Having, therefore, attained the summit of human power, he proceeded, advisedly and deliberately, to lay the foundation of his throne on that democratic principle which had opened his own career, and which was the throwing open to merit, though without farther title, the road to success in every department of the state. This was the secret key of Napoleon's policy; and he was so well aided in the use of it, by acute perception of character, as well as by good nature and good feeling (both of which, in his cooler moments, he possessed,) that he never, through all his vicissitudes, lost an opportunity of conciliating and pleasing the multitude by evincing a well-timed attention to distinguish and reward talent.[288] To this his conversation perpetually alluded; and for this he claims, and is entitled to, the highest praise. We have little hesitation in repeating, that it was thus opening a full career to talent of every kind, which was the key-stone of his reputation, and the main foundation of his power. Unhappily, his love of merit, and disposition to reward it, were not founded exclusively upon a patriotic attention to the public welfare, far less on a purely benevolent desire to reward what was praiseworthy; but upon a principle of selfish policy, to which must be ascribed a great part of his success, no small portion of his misfortunes, and almost all his political crimes.

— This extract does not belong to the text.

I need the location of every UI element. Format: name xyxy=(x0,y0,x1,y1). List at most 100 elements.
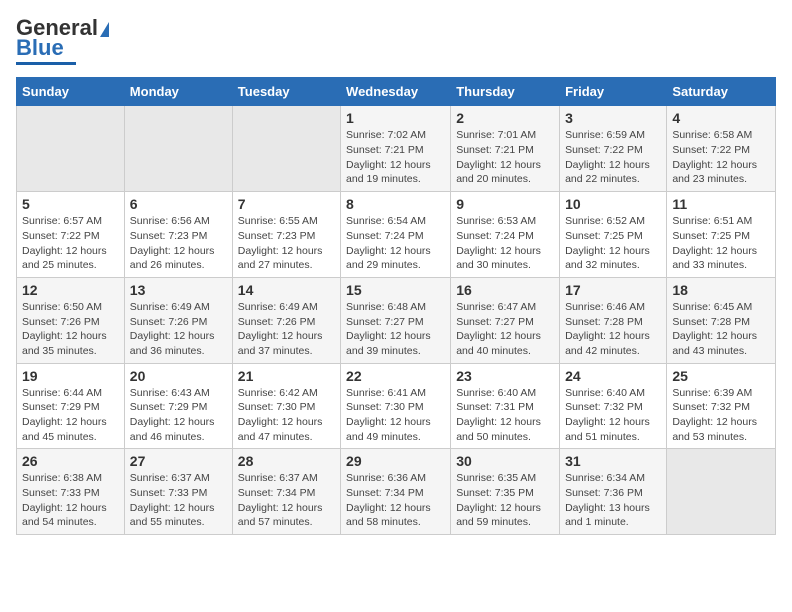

We have quoted elsewhere the description given of the Emperor by his brother Lucien, in a moment probably of spleen, but which has been nevertheless confirmed by almost all the persons habitually conversant with Napoleon at whom we have had an opportunity of making inquiries. "His conduct," said his brother, "is entirely regulated by his policy, and his policy is altogether founded upon egotism." No man, perhaps, ever possessed (under the restrictions to be presently mentioned) so intense a proportion of that selfish principle which is so common to humanity. It was planted by nature in his heart, and nourished by the half monastic, half military education, which so early separated him from social ties; it was encouraged by the consciousness of possessing talents which rendered him no mate for the ordinary men among whom his lot seemed cast; and became a confirmed habit, by the desolate condition in which he stood at his first outset in life, without friend, protector, or patron. The praise, the promotion he received, were given to his genius, not to his person; and he who was conscious of having forced his own way, had little to bind him in gratitude or kindness to those who only made room for him because they durst not oppose him. His ambition was a modification of selfishness, sublime indeed in its effects and consequences, but yet, when strictly analyzed, leaving little but egotism in the crucible.